Is it possible to run the training on the command line and then persist it so you can later load it into a notebook? Does the learn.save do that, or is that more for creating a check point in a currently running model?
learn.save does indeed do that. Although I don’t understand what you mean by " is that more for creating a check point in a currently running model"…
I wasn’t sure if learn.save was fully persisting the complete model (weights and all) on the hard disk, so it could be simply loaded in a brand new session / notebook, or if it merely recorded information that is accessible and makes sense only within the currently running session.
To make this clear, if I created something I like and used learn.save, then powered down my AWS instance and came back the next day, can I use learn.load to reload the fully configured model into a new notebook on my newly running instance, without any preparatory work apart from loading libraries (and possibly data?), in my brand new session?
Yup. I mean - you first need to construct the model (e.g. using
pretrained()), but then you load the weights into it.
Is this something you could demonstrate, or have demonstrated or blogged about? The reason why this is important is because I have lost heaps of time and work when I drop my internet connection, so I was wanting to see if there is a way to recover more quickly back to my last saved position.
Once you’ve created your
learn object in the usual way, just type
learn.load('filename'), and that’s it!
Just like you have been doing all along?
OK, I will try it on one I saved a few days ago - thanks!

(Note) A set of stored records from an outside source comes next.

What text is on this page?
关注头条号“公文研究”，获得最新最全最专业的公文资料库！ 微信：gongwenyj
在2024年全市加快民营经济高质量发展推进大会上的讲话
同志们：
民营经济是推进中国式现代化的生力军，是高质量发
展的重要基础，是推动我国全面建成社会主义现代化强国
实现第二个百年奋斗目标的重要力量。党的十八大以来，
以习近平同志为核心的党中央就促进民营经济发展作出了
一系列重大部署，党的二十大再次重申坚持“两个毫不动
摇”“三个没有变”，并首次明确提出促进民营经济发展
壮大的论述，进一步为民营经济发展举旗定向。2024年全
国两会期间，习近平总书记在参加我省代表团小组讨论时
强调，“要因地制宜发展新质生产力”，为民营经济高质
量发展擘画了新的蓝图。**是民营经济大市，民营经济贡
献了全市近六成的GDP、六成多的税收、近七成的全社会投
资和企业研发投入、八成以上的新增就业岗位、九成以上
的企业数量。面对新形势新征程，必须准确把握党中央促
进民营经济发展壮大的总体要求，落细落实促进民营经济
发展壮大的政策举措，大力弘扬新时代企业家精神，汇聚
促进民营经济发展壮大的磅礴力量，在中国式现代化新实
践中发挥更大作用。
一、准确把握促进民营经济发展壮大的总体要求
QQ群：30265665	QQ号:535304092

I finally got around to trying this, and got an error. Are you able to help me undertand what I did wrong? I tried finding something that looked like this saved name on my hard disk but couldn’t locate it. Does it get affected by any other process such as updating code through git or conda env upgrade?
Yes if the model definition has changed it won’t be able to load it. Also, if you save with
precompute=False, you must load with the same value (and visa versa).
@jeremy Is it possible to share the script used to create the
ami-8c4288f4 gpu-p2 AMI we use for the course?
I would like to see how the compatible versions of Nividia drivers, Cuda, CuDNN, Pytorch, Keras, Tensorflow are installed.
As I mentioned earlier in the thread, there’s nothing to see. Just grab the AWS Deep Learning AMI, and then simply install anaconda, git clone the repo, and conda env update you’ll be ready to go!
At work we do not have access to community AMIs, so I have to recreate the box from vanilla ubuntu. So just wanted to make sure I install the correct and compatible versions of Cuda and CuDNN.
After that I can always install Anaconda, git clone the repo and conda env update to the get the libraries.
The AWS Deep Learning AMI is not a community AMI, it’s official. Maybe you can access that?